Brauchen wir eigentlich heute schon einen selbständigen deutschen Außenminister? Auch das revidierte Besatzungsstatut schränkt unsere Handlungsfreiheit auf dem Gebiet der auswärtigen Politik immer noch empfindlich ein. So ist es uns nicht gestattet, diplomatische Beziehungen zu Ländern aufzunehmen, die dem Ostblock angehören. Auch dürfen wir in den Hauptstädten der Vereinigten Staaten, Großbritanniens und Frankreichs nur „offizielle Agenten“ unterhalten, die zwar diplomatischen Status, aber nicht den Rang von Gesandten haben, Die drei Westmächte ihrerseits bleiben in der Bundesrepublik weiter durch ihre Hohen Kommissare vertreten. Nur über sie kann also von Regierung zu Regierung verhandelt werden. Und endlich: Die Bundesrepublik ist verpflichtet, „die Alliierte Hohe Kommission über ihre sämtlichen internationalen Verhandlungen laufend zu unterrichten.

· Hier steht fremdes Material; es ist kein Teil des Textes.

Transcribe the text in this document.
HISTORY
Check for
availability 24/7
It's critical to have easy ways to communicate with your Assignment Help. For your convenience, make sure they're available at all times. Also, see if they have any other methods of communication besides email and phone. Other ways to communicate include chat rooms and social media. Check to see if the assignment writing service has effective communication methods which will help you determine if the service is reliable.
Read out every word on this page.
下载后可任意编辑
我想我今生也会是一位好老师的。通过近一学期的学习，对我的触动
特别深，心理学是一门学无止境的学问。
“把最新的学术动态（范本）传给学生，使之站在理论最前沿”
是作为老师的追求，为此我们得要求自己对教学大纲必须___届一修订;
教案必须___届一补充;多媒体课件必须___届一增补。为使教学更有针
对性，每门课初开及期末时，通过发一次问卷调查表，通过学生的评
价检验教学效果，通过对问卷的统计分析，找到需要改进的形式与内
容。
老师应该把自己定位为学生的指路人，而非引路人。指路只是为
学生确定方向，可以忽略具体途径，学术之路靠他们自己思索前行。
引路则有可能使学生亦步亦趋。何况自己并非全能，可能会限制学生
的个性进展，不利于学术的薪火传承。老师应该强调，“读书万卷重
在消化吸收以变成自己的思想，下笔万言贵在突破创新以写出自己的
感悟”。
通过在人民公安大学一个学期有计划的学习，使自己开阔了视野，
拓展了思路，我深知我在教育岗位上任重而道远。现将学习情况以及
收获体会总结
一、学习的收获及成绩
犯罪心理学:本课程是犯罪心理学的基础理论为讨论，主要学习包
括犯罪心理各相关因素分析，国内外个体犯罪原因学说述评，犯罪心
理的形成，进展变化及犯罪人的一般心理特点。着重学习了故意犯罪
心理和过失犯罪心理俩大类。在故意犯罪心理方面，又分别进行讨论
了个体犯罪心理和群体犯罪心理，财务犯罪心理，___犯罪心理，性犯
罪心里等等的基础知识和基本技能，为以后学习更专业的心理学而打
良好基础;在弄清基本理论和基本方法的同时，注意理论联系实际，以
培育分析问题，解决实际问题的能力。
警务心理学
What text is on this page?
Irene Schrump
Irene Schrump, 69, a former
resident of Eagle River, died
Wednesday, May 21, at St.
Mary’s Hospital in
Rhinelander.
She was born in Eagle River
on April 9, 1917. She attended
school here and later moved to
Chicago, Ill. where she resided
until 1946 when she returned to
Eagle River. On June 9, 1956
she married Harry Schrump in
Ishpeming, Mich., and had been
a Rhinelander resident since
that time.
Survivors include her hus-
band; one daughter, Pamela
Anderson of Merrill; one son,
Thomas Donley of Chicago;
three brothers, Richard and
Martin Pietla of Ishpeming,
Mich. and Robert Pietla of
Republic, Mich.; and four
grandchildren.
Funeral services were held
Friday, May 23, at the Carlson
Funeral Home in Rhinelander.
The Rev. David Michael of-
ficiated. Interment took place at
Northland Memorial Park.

Die Alliierte Kommission kann bei Verhandlungen intervenieren, welche die den Besatzungsbehörden vorbehaltenen Gebiete betreffen.“ Angesichts so vieler Beschränkungen ist es begreiflich, daß in Bonn ernsthaft die Frage gestellt wird, ob es sich überhaupt lohne, von dem uns zugebilligten Recht Gebrauch zu machen, einen Außenminister zu ernennen, ob es nicht vielmehr genüge, an die Spitze des Auswärtigen Amtes einen Staatssekretär zu stellen und die Verhandlungen mit den Hohen Kommissaren weiter dem Bundeskanzler zu überlassen. Aber, so muß man andererseits fragen, ist es richtig, auf ein Recht zu verzichten, das uns ausdrücklich zugebilligt worden ist, um unserem Wunsche nach größerer Souveränität entgegenzukommen?

Will man diese Frage entscheiden, so muß man erst eine weitere beantworten: Nützt es oder schadet es uns eigentlich im gegenwärtigen Augenblick, wenn wir in der Bundesrepublik einen Außenminister haben? Diejenigen, die seine Ernennung ablehnen, begründen ihre Ansicht damit, daß seine Funktion und seine Handlungsfreiheit durch das Besatzungsstatut so sehr eingeschränkt seien, daß es unmöglich sein würde, ihn mit jener Autorität auszustatten, die ein Außenminister nun einmal haben muß. Die wichtigsten außenpolitischen Verhandlungen, die mit den drei Westmächten, müßten mit den Höhen Kommissaren auf dem Petersberg geführtwerden. Aber hier handele es sich keineswegs nur um Fragen, die allein den Außenminister angehen, da ja auch nach dem revidierten Besatzungsstatut die Hohe Kommission immer noch das Recht hat, in die Innenpolitik, die Wirtschaftspolitik und die Finanzpolitik des Bundes einzugreifen. Es sei daher nur zweckmäßig, wenn diese Ver--– Handlungen weiter wie bisher durch den Bundeskanzler geführt würden, der naturgemäß den – besten Überblick über alle Einzelgebiete, der von ihm geleiteten Politik habe. Da ferner der Bundesrepublik alle Verhandlungen mit Staaten des Ostblocks verboten sind, sei das, was dann noch an Außenpolitik übrig bleibe, so wenig, daß ein Minister, der ein so verkrüppeltes Amt verwalten solle, eine klägliche Figur darstellen müsse, um so mehr, als dieses wenige noch ständig vom Petersberg kontrolliert werden soll.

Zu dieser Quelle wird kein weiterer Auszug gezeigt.